Illustration: Aïda Amer/Axios
When the Biden administration was organizing high-level summits with Russia in June and China in October, it turned to the same country: Switzerland.
Why it matters: The neutral state at the heart of Europe has long played a larger role in U.S. diplomacy than many Americans realize.
- Not only did Switzerland play host to President Biden and Vladimir Putin, and later national security adviser Jake Sullivan and his Chinese counterpart Yang Jiechi, the country also plays a central role in diplomacy between the U.S. and Iran.
- Since the U.S. severed relations with Tehran following the 1979 Iranian Revolution, U.S. diplomatic and consular affairs in Iran have flowed through the Swiss Embassy. The Swiss often serve as an intermediary between the countries.
- It’s not just a one-way street. The Swiss hope to negotiate a free trade agreement with Washington, and could also use U.S. support next year as they seek a seat on the UN Security Council for the first time.

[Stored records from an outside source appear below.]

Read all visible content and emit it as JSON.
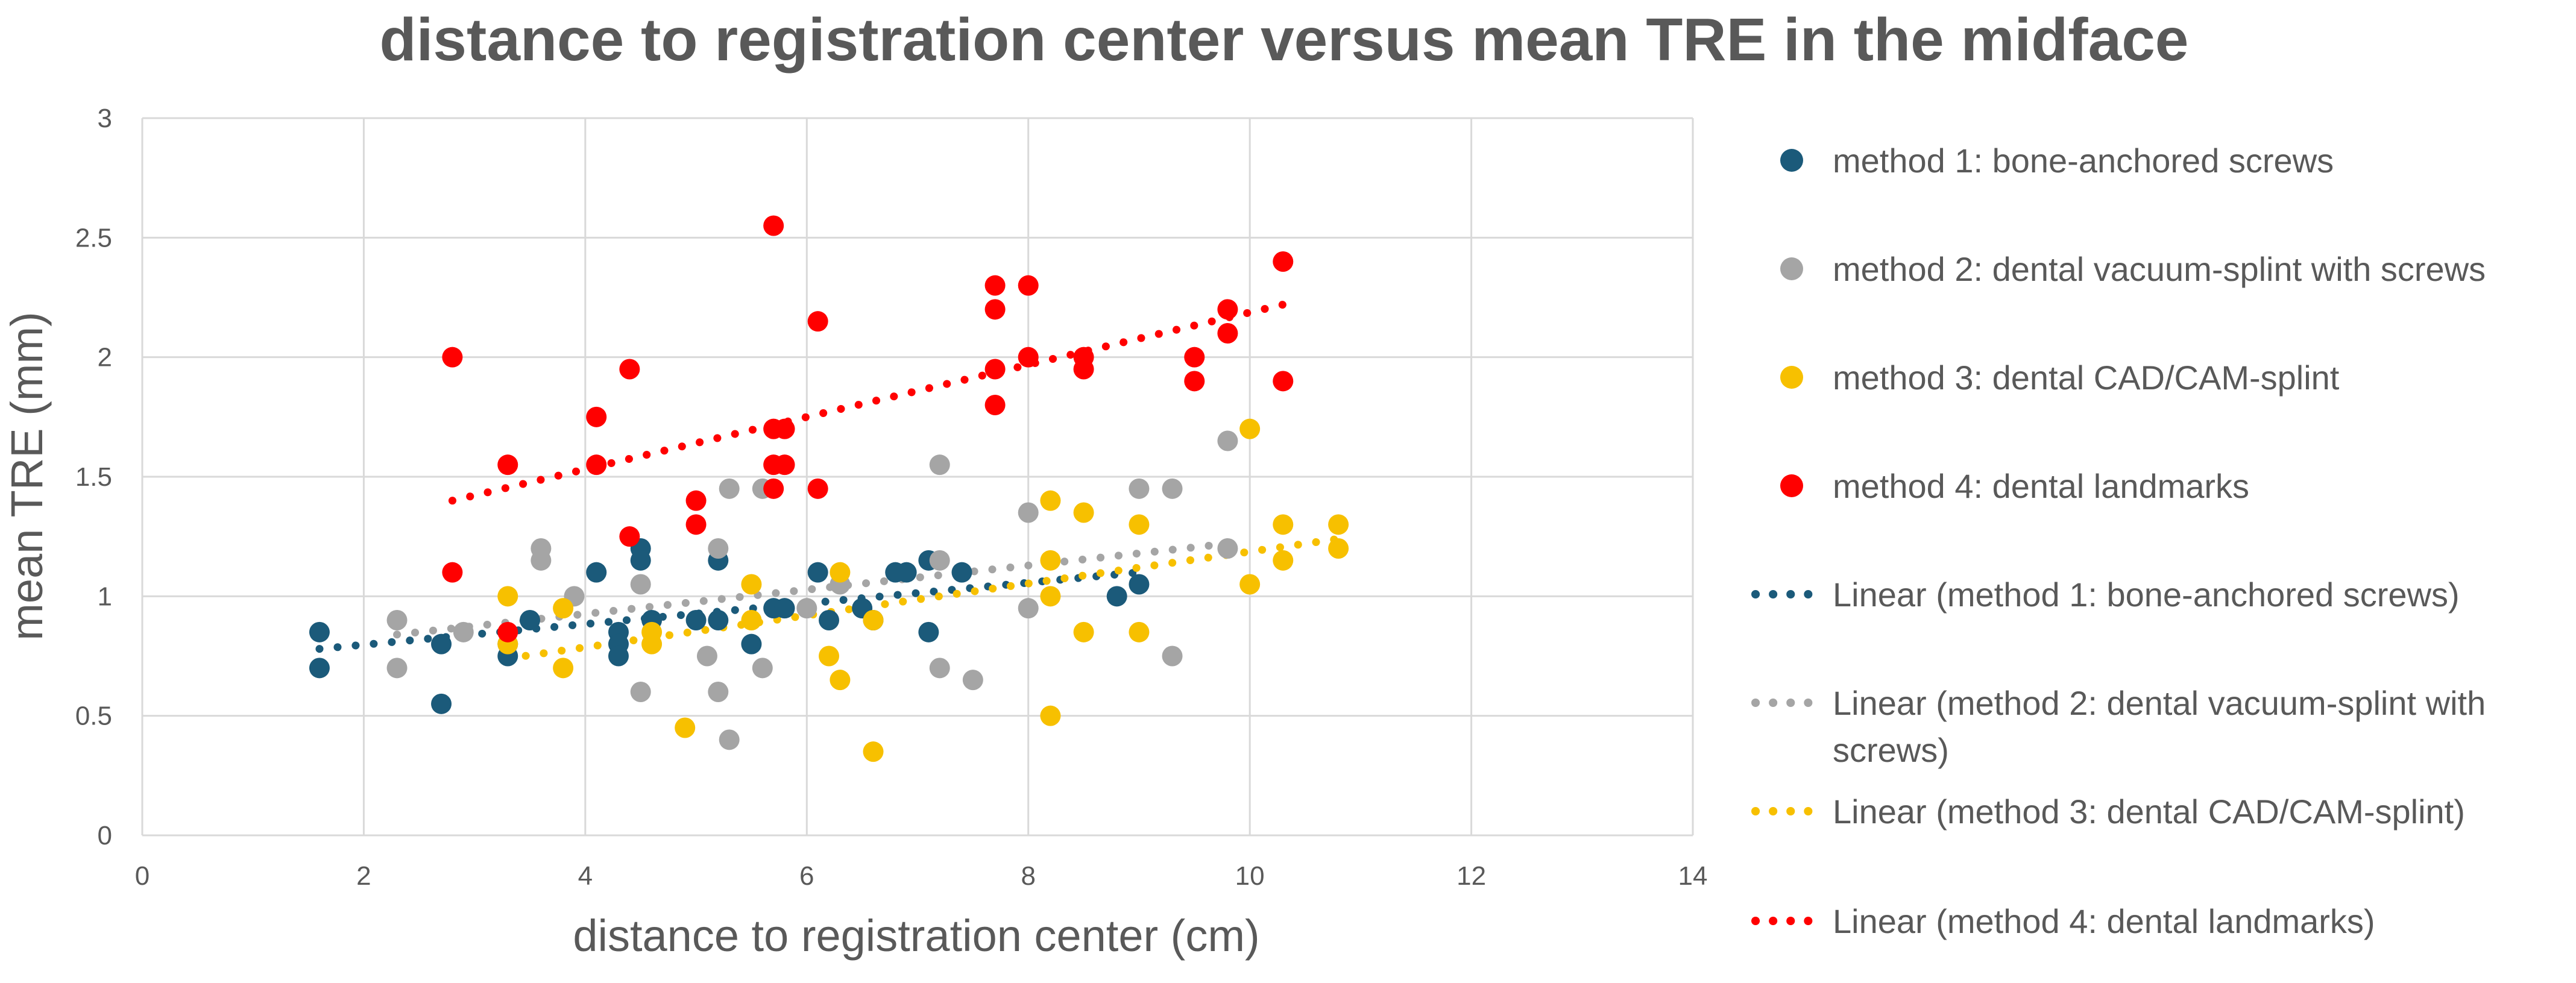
{
  "chart_data": {
    "type": "scatter",
    "title": "distance to registration center versus mean TRE in the midface",
    "xlabel": "distance to registration center (cm)",
    "ylabel": "mean TRE (mm)",
    "xlim": [
      0,
      14
    ],
    "ylim": [
      0,
      3
    ],
    "x_ticks": [
      "0",
      "2",
      "4",
      "6",
      "8",
      "10",
      "12",
      "14"
    ],
    "y_ticks": [
      "0",
      "0.5",
      "1",
      "1.5",
      "2",
      "2.5",
      "3"
    ],
    "grid": true,
    "legend_position": "right",
    "series": [
      {
        "name": "method 1: bone-anchored screws",
        "color": "#1b5a7a",
        "points": [
          [
            1.6,
            0.85
          ],
          [
            1.6,
            0.7
          ],
          [
            2.7,
            0.8
          ],
          [
            2.7,
            0.55
          ],
          [
            3.3,
            0.8
          ],
          [
            3.3,
            0.75
          ],
          [
            3.5,
            0.9
          ],
          [
            4.1,
            1.1
          ],
          [
            4.3,
            0.85
          ],
          [
            4.3,
            0.8
          ],
          [
            4.3,
            0.75
          ],
          [
            4.5,
            1.2
          ],
          [
            4.5,
            1.15
          ],
          [
            4.6,
            0.9
          ],
          [
            5.0,
            0.9
          ],
          [
            5.2,
            1.15
          ],
          [
            5.2,
            0.9
          ],
          [
            5.5,
            0.8
          ],
          [
            5.7,
            0.95
          ],
          [
            5.8,
            0.95
          ],
          [
            6.1,
            1.1
          ],
          [
            6.2,
            0.9
          ],
          [
            6.5,
            0.95
          ],
          [
            6.6,
            0.9
          ],
          [
            6.8,
            1.1
          ],
          [
            6.9,
            1.1
          ],
          [
            7.1,
            1.15
          ],
          [
            7.1,
            0.85
          ],
          [
            7.4,
            1.1
          ],
          [
            8.8,
            1.0
          ],
          [
            9.0,
            1.05
          ]
        ]
      },
      {
        "name": "method 2: dental vacuum-splint with screws",
        "color": "#a5a5a5",
        "points": [
          [
            2.3,
            0.9
          ],
          [
            2.3,
            0.7
          ],
          [
            2.9,
            0.85
          ],
          [
            3.6,
            1.2
          ],
          [
            3.6,
            1.15
          ],
          [
            3.9,
            1.0
          ],
          [
            4.5,
            1.05
          ],
          [
            4.5,
            0.6
          ],
          [
            5.1,
            0.75
          ],
          [
            5.2,
            1.2
          ],
          [
            5.2,
            0.6
          ],
          [
            5.3,
            1.45
          ],
          [
            5.3,
            0.4
          ],
          [
            5.6,
            1.45
          ],
          [
            5.6,
            0.7
          ],
          [
            6.0,
            0.95
          ],
          [
            6.3,
            1.05
          ],
          [
            7.2,
            1.55
          ],
          [
            7.2,
            1.15
          ],
          [
            7.2,
            0.7
          ],
          [
            7.5,
            0.65
          ],
          [
            8.0,
            1.35
          ],
          [
            8.0,
            0.95
          ],
          [
            9.0,
            1.45
          ],
          [
            9.3,
            1.45
          ],
          [
            9.3,
            0.75
          ],
          [
            9.8,
            1.65
          ],
          [
            9.8,
            1.2
          ]
        ]
      },
      {
        "name": "method 3: dental CAD/CAM-splint",
        "color": "#f7c000",
        "points": [
          [
            3.3,
            1.0
          ],
          [
            3.3,
            0.8
          ],
          [
            3.8,
            0.95
          ],
          [
            3.8,
            0.7
          ],
          [
            4.6,
            0.85
          ],
          [
            4.6,
            0.8
          ],
          [
            4.9,
            0.45
          ],
          [
            5.5,
            1.05
          ],
          [
            5.5,
            0.9
          ],
          [
            6.2,
            0.75
          ],
          [
            6.3,
            1.1
          ],
          [
            6.3,
            0.65
          ],
          [
            6.6,
            0.9
          ],
          [
            6.6,
            0.35
          ],
          [
            8.2,
            1.4
          ],
          [
            8.2,
            1.15
          ],
          [
            8.2,
            1.0
          ],
          [
            8.2,
            0.5
          ],
          [
            8.5,
            1.35
          ],
          [
            8.5,
            0.85
          ],
          [
            9.0,
            1.3
          ],
          [
            9.0,
            0.85
          ],
          [
            10.0,
            1.7
          ],
          [
            10.0,
            1.05
          ],
          [
            10.3,
            1.3
          ],
          [
            10.3,
            1.15
          ],
          [
            10.8,
            1.3
          ],
          [
            10.8,
            1.2
          ]
        ]
      },
      {
        "name": "method 4: dental landmarks",
        "color": "#ff0000",
        "points": [
          [
            2.8,
            2.0
          ],
          [
            2.8,
            1.1
          ],
          [
            3.3,
            1.55
          ],
          [
            3.3,
            0.85
          ],
          [
            4.1,
            1.75
          ],
          [
            4.1,
            1.55
          ],
          [
            4.4,
            1.95
          ],
          [
            4.4,
            1.25
          ],
          [
            5.0,
            1.4
          ],
          [
            5.0,
            1.3
          ],
          [
            5.7,
            2.55
          ],
          [
            5.7,
            1.7
          ],
          [
            5.7,
            1.55
          ],
          [
            5.7,
            1.45
          ],
          [
            5.8,
            1.7
          ],
          [
            5.8,
            1.55
          ],
          [
            6.1,
            2.15
          ],
          [
            6.1,
            1.45
          ],
          [
            7.7,
            2.3
          ],
          [
            7.7,
            2.2
          ],
          [
            7.7,
            1.95
          ],
          [
            7.7,
            1.8
          ],
          [
            8.0,
            2.3
          ],
          [
            8.0,
            2.0
          ],
          [
            8.5,
            2.0
          ],
          [
            8.5,
            1.95
          ],
          [
            9.5,
            2.0
          ],
          [
            9.5,
            1.9
          ],
          [
            9.8,
            2.2
          ],
          [
            9.8,
            2.1
          ],
          [
            10.3,
            2.4
          ],
          [
            10.3,
            1.9
          ]
        ]
      }
    ],
    "trendlines": [
      {
        "name": "Linear (method 1: bone-anchored screws)",
        "color": "#1b5a7a",
        "x": [
          1.6,
          9.0
        ],
        "y": [
          0.78,
          1.1
        ]
      },
      {
        "name": "Linear (method 2: dental vacuum-splint with screws)",
        "color": "#a5a5a5",
        "x": [
          2.3,
          9.8
        ],
        "y": [
          0.84,
          1.22
        ]
      },
      {
        "name": "Linear (method 3: dental CAD/CAM-splint)",
        "color": "#f7c000",
        "x": [
          3.3,
          10.8
        ],
        "y": [
          0.74,
          1.24
        ]
      },
      {
        "name": "Linear (method 4: dental landmarks)",
        "color": "#ff0000",
        "x": [
          2.8,
          10.3
        ],
        "y": [
          1.4,
          2.22
        ]
      }
    ],
    "legend": [
      {
        "kind": "marker",
        "text": "method 1: bone-anchored screws",
        "color": "#1b5a7a"
      },
      {
        "kind": "marker",
        "text": "method 2: dental vacuum-splint with screws",
        "color": "#a5a5a5"
      },
      {
        "kind": "marker",
        "text": "method 3: dental CAD/CAM-splint",
        "color": "#f7c000"
      },
      {
        "kind": "marker",
        "text": "method 4: dental landmarks",
        "color": "#ff0000"
      },
      {
        "kind": "line",
        "text": "Linear (method 1: bone-anchored screws)",
        "color": "#1b5a7a"
      },
      {
        "kind": "line",
        "lines": [
          "Linear (method 2: dental vacuum-splint with",
          "screws)"
        ],
        "color": "#a5a5a5"
      },
      {
        "kind": "line",
        "text": "Linear (method 3: dental CAD/CAM-splint)",
        "color": "#f7c000"
      },
      {
        "kind": "line",
        "text": "Linear (method 4: dental landmarks)",
        "color": "#ff0000"
      }
    ]
  }
}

Zoom in: Four women on both sides of the Atlantic are currently at the heart of the relationship: Deputy Secretary of State Wendy Sherman; Swiss State Secretary Livia Leu; U.S. Chargé d’Affaires in Bern Eva Weigold Schultz; and Beatrice Schaer, head of protocol at the Swiss Foreign Ministry.
- Sherman and Leu developed a friendship in the lead-up to the Iran deal, when Sherman was the lead U.S. negotiator in Geneva and Leu was ambassador to Iran. Leu’s first working trip outside of Europe in her current role was to Washington to meet Sherman, and Sherman visited Leu in Switzerland earlier this month.
- Weigold Schultz, meanwhile, is "really in the driver's seat although just being the ambassador ad interim," a Swiss official close to the government tells Axios.
- And Schaer won plaudits for organizing the Biden-Putin summit in just eight days.
Worth noting: The economic relationship is also bigger than you might expect. Switzerland is the seventh-largest foreign direct investor in the U.S. economy, ahead of much larger countries such as France and Spain. Total trade between the two countries amounts to $130 billion per year.